The mix2normal1 function allows to estimate the parameters of a mix of two univariate normal distributions.
Little example
require(VGAM)
set.seed(12345)
# Create a binormal distribution with means 10 and 20
data <- c(rnorm(100, 10, 1.5), rnorm(200, 20, 3))
# Initial parameters for minimization algorithm
# You may want to create some logic to estimate this a priori... not always easy but possible
# m, m2: Means - s, s2: SDs - w: relative weight of the first distribution (the second is 1-w)
init.params <- list(m=5, m2=8, s=1, s2=1, w=0.5)
fit <<- vglm(data ~ 1, mix2normal1(equalsd=FALSE),
iphi=init.params$w, imu=init.params$m, imu2=init.params$m2,
isd1=init.params$s, isd2=init.params$s2)
# Calculated parameters
pars = as.vector(coef(fit))
w = logit(pars[1], inverse=TRUE)
m1 = pars[2]
sd1 = exp(pars[3])
m2 = pars[4]
sd2 = exp(pars[5])
# Plot an histogram of the data
hist(data, 30, col="black", freq=F)
# Superimpose the fitted distribution
x <- seq(0, 30, 0.1)
points(x, w*dnorm(x, m1, sd1)+(1-w)*dnorm(x,m2,sd2), "l", col="red", lwd=2)

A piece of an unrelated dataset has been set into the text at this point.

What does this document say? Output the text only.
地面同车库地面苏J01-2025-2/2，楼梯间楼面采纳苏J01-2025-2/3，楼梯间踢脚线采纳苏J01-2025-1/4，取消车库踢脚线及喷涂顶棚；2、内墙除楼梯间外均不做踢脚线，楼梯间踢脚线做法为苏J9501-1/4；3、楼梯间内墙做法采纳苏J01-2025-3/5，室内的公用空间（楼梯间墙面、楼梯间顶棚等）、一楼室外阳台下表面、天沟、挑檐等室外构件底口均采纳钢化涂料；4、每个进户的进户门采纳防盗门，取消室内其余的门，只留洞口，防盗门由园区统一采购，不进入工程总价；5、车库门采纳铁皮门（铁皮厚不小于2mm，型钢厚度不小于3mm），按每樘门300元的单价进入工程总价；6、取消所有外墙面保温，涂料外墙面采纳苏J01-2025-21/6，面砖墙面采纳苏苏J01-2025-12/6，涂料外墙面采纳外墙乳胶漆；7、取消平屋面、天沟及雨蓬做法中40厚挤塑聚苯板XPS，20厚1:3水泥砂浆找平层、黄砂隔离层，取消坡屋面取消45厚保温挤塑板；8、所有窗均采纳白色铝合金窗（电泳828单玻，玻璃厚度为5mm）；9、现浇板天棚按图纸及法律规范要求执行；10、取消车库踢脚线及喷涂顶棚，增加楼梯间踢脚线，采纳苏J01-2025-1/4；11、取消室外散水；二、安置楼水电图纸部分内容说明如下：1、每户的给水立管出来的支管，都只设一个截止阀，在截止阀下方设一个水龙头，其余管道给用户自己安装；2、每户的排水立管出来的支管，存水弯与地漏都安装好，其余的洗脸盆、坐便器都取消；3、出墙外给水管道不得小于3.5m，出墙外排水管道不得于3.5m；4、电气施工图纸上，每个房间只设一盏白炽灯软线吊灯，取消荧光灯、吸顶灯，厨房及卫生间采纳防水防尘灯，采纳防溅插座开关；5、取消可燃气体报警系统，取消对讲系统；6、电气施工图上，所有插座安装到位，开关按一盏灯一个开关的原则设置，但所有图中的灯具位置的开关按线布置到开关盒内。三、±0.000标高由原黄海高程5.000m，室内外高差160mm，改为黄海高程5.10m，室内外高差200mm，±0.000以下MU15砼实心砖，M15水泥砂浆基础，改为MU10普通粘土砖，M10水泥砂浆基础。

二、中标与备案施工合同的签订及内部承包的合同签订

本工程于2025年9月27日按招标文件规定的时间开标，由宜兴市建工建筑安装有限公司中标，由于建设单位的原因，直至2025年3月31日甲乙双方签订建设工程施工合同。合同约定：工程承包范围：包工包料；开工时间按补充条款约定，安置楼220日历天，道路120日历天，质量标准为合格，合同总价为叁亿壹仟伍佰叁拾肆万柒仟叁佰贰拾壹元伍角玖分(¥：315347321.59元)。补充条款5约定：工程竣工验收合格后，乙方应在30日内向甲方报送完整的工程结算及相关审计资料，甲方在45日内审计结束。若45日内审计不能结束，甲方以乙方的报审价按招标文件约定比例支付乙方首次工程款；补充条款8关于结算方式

This correctly gives ("true" parameters - 10, 20, 1.5, 3)
> m1
[1] 10.49236
> m2
[1] 20.06296
> sd1
[1] 1.792519
> sd2
[1] 2.877999
You might want to use nls , the nonlinear regression tool (or other nonlin regressors). I'm guessing you have a vector of data representing the superimposed distributions. Then, roughly, nls(y~I(a*exp(-(x-meana)^2/siga) + b*exp(-(x-meanb)^2/sigb) ),{initial guess values required for all constants} ) , where y is your distribution and x is the domain .
I'm not thinking about this at all, so I'm not sure which convergence methods are less likely to fail.